Over the past few months, Michel Barnier has carried a copy of the draft Brexit deal everywhere and referred constantly to how much of it had been highlighted in green to signal what had been agreed.
Just after 9pm Brussels time on Wednesday night, the EU’s chief negotiation said with satisfaction: “White is the new green.”
After more than fifteen months of intensive negotiations, the whole 585-page document has been agreed by EU and UK negotiators and accepted by the UK government.
“I consider that we have achieved decisive progress,” Barnier told journalists.
Although the French politician added that he has “no self-satisfaction” in saying so “for reasons which have to do with my regret about Brexit.”
Nevertheless, that was the long-awaited signal that a deal is now ready to be signed-off at an emergency summit of EU leaders on 25 November which European Council president Donald Tusk will formally convene on Thursday morning.
As Theresa May came under fire from all sides over the deal in London, Barnier urged people to “read calmly and closely the whole of the text.”
In a bid to win over critics, he stressed that the Irish border backstop, which was the final issue to be agreed, has “evolved considerably from the original EU proposal.”

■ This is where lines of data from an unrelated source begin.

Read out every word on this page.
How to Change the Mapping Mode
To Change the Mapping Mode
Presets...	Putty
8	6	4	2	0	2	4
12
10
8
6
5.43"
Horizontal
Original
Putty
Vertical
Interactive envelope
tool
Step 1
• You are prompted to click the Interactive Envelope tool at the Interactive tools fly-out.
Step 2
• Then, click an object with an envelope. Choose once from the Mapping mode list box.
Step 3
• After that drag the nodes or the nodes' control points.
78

“Over the last few weeks we have worked with the UK on the basis of their proposal,” he added, referring to the UK-wide customs union which would come into force if there is a gap between the end of the transition and the start of any free trade agreement.
In a further boost to the prime minister’s chances of getting the deal through parliament, Barnier raised hopes that the backstop would never be needed by saying a trade deal with the UK will not take as long as with other countries.
The french politician said the backstop was one of the areas where the UK and EU have found “common ground.”
But a joint statement on the future of trade raised fears that the EU is trying to use the backstop as the basis for the future trading relationship by making the temporary customs union permanent.
It said the UK and EU would create a free trade area “building on the single customs territory provided for in the Withdrawal Agreement.”
Brexit supporters will also be alarmed that the Withdrawal Agreement includes the possibility of an open-ended extension to the transition period.
Barnier also did May no favours by refusing to rule out the possibility that talks could be re-opened if MPs vote against the current deal.
Guy Verhofstadt, the chair of the European Parliament’s Brexit steering group, said the agreement would “make it possible to maintain a close relationship between the EU and the UK.”
Although he added: “I hope that one day the UK will come back home into the European family.”
The breakthrough came after nervous wait in Brussels for the emergency Cabinet meeting in London to conclude.
The meeting went on for so long that plans for Brexit secretary Dominic Raab to join Barnier at Wednesday’s press conference were scrapped.
EU ambassadors meeting in Brussels gave up waiting for white smoke and went home voicing concerns there would not be enough progress to do a deal this month.
May’s statement outside Downing Street came just in time for Barnier to declare “decisive progress” and set in train a series of events that will end with a summit of EU leaders on 25 November.
The French politician will meet Tusk in Brussels at 7am on Thursday morning before going to Strasbourg to meet Verhofstadt.
EU ambassadors will be briefed again on Friday before a meeting of Europe ministers from each member state on Monday.